In [1]:
import pyspark 
sc = pyspark.SparkContext('local[*]')
# do something to prove it works
rdd = sc.parallelize(range(1000))
rdd.takeSample(False, 5)


[346, 109, 56, 865, 457]

In [2]:
from pyspark.sql import SparkSession

# Initialize a Spark session
spark = SparkSession.builder \
    .appName("Read CSV File") \
    .getOrCreate()

# Read the CSV file into a DataFrame
df = spark.read.csv("work/clean_me_out.csv", header=True, sep=",", quote = "\"")
print(f"#df: {df.count()}")


#df: 499999


In [3]:
# Read CSV file into table
df.createOrReplaceTempView("clean_me")


In [4]:
# prepare average data
avg_a =spark.sql("""
        SELECT 
            delivery_company
            ,avg(CAST(quantity AS int)) avg_quantity
        FROM clean_me
        GROUP BY delivery_company
    """).collect()


In [5]:
#prep dictionary with averages
avg_dict = {r["delivery_company"]:r["avg_quantity"] for r in avg_a}

In [6]:
avg_dict

{'delivery_comp_1': 1.5,
 'delivery_comp_3': 1.499993999976,
 'delivery_comp_2': 1.500006000024,
 'delivery_comp_0': 1.499993999976}

In [7]:
#function replace null quantity
def replace_quantity(company, quantity, av_d):
    if company in av_d:
        #null is considered as None, "null",  "#NA"
        if (quantity is None) or (quantity == "null") or (quantity == "#NA"):
            return av_d[company]
    return quantity

#print( replace_quantity('delivery_comp_1a', 5 , avg_dict))

In [8]:
from pyspark.sql.functions import col, udf

In [9]:
replace_quantityUDF = udf(lambda z, y : replace_quantity(z, y, avg_dict)) 

In [10]:
#test to check what is in dataset
df.select(col("delivery_company"), col("quantity"), replace_quantityUDF(col("delivery_company"), col("quantity")).alias("quantity_converted")).show(10)

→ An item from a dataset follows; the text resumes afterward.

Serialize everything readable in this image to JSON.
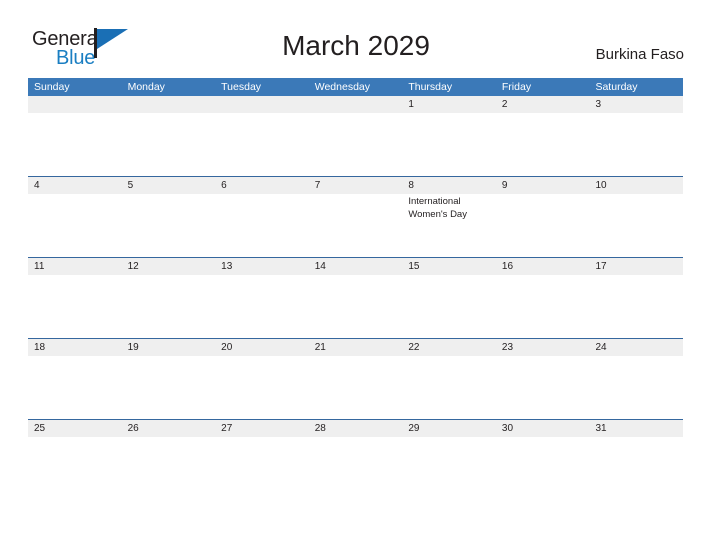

+----------------+--------+------------------+
|delivery_company|quantity|quantity_converted|
+----------------+--------+------------------+
| delivery_comp_1|       1|                 1|
| delivery_comp_2|       2|                 2|
| delivery_comp_3|    null|    1.499993999976|
| delivery_comp_0|       1|                 1|
| delivery_comp_1|       2|                 2|
| delivery_comp_2|     #NA|    1.500006000024|
| delivery_comp_3|       1|                 1|
| delivery_comp_0|       2|                 2|
| delivery_comp_1|     #NA|               1.5|
| delivery_comp_2|       1|                 1|
+----------------+--------+------------------+
only showing top 10 rows



In [46]:
from pyspark.sql.functions import to_date, last_day, coalesce
#fix dates in dataset
def unify_date(date):
    if date == 'null':
        return None
    #replace slahs with dash
    words = date.replace("/","-").split("-")
    #add leading zeroes
    return f"{('0' + words[0])[-2:]}-{('0'+ words[1])[-2:]}-{words[2]}"
    
udf_unify_date = udf(unify_date)

#prepare dataset with corrected dates
df2 = df.select("order_id", "delivery_company", to_date(udf_unify_date("ordered_date"), "dd-MM-yyyy").alias("ordered_date") )
df2.createOrReplaceTempView("clean_me2")
df2.printSchema()



root
 |-- order_id: string (nullable = true)
 |-- delivery_company: string (nullable = true)
 |-- ordered_date: date (nullable = true)



In [56]:
#prep data for orders date
from datetime import datetime
df_cor = spark.sql("""
        SELECT 
            order_id
            ,delivery_company
            ,ordered_date
            ,CASE WHEN ordered_date is NULL 
                THEN  COALESCE(
                            LAG(ordered_date) IGNORE NULLS OVER (partition by delivery_company order by order_id) + 1
                            ,last_day(LAG(ordered_date) IGNORE NULLS OVER (partition by delivery_company order by order_id DESC))
                        )
                ELSE  ordered_date
                END as corrected_ordered_date
        FROM clean_me2
    """)
df_cor = df_cor.filter("ordered_date is NULL").select("order_id", "corrected_ordered_date")
cor_date = df_cor.collect()
#dictionary with proper dates values for proper order id 
cor_dict = {r["order_id"]:r["corrected_ordered_date"].strftime("%Y-%m-%d") for r in cor_date}



'2022-03-04'

In [63]:
#function with correct dates for null dates
def correct_dates(id, old_value):
    if id in cor_dict:
        return cor_dict[id] 
    return old_value
    

correct_datesUDF = udf(lambda z, y : correct_dates(z, y)) 


2022-03-04


In [65]:
from pyspark.sql.functions import *

In [74]:
#test
df2.select(col("order_id"), col("delivery_company"), col("ordered_date"), correct_datesUDF(col("order_id"), date_format(col("ordered_date"), "yyyy-MM-dd")).alias("corrected_ordered_date")).show(10, truncate=False)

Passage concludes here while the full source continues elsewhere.